GA Error Sources Framework

Quantification of Error Sources Accounting for Misidentification of Protein Partners in Coevolutionary Approaches

Physical interactions in proteins are maintained throughout evolution via compensatory mutations. As extensively investigated in recent years, the coevolutionary signal is considered highly relevant for the ab initio resolution of specific protein partners based on multiple sequence alignments (MSAs). Despite recent advances in the field, primarily rooted in mutual information (I) correlation analysis, the predictive problem of protein partners remains unsolved for sequence ensembles in general. This is primarily because there is no effective non-degenerate heuristic to search for the correct set of protein partners across the immense space of possibilities inherent in this type of problem. In recent publications, we shown genetic algorithm simulations that start from minimum mutual information fail at pairing native sequences correctly in a system with two MSAs after mutual information maximization.
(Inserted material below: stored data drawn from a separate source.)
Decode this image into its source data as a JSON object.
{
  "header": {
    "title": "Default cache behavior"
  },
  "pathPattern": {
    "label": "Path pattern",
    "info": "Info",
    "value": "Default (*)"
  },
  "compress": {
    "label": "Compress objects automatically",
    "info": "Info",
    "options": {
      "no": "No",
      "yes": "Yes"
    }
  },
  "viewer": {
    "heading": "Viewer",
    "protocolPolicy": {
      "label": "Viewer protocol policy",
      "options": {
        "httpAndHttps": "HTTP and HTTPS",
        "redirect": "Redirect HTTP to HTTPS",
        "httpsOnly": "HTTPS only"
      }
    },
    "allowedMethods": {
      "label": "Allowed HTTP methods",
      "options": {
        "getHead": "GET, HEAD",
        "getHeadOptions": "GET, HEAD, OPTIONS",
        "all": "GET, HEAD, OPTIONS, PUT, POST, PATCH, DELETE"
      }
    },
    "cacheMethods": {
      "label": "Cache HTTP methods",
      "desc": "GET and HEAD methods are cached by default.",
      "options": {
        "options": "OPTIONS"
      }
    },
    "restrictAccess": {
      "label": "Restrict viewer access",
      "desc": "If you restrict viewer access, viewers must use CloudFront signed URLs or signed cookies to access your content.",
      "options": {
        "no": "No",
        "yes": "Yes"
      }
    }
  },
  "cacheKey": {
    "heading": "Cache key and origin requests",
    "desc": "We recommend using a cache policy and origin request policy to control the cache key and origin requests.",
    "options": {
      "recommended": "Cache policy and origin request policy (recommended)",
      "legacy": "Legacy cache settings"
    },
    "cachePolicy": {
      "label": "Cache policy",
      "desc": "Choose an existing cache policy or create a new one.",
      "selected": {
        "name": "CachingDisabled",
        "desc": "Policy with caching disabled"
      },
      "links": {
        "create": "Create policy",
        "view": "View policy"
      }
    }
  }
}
These errors arising from mismatches among (i) similar and (ii) non-similar sequences. However, a quantitative description is lacking in the scientific community. Thus, trying to elucidate degeneration of I in protein in teraction space, we contribute here a statistical framework to describe the probability distribution of interaction models of proteins A and B for a large number of sequences M that feature a unique “native” arrangement (‘) at a maximum mutual information content. Our specific aim is the quantitative description of the mutual information simulated native→scrambled→near-native.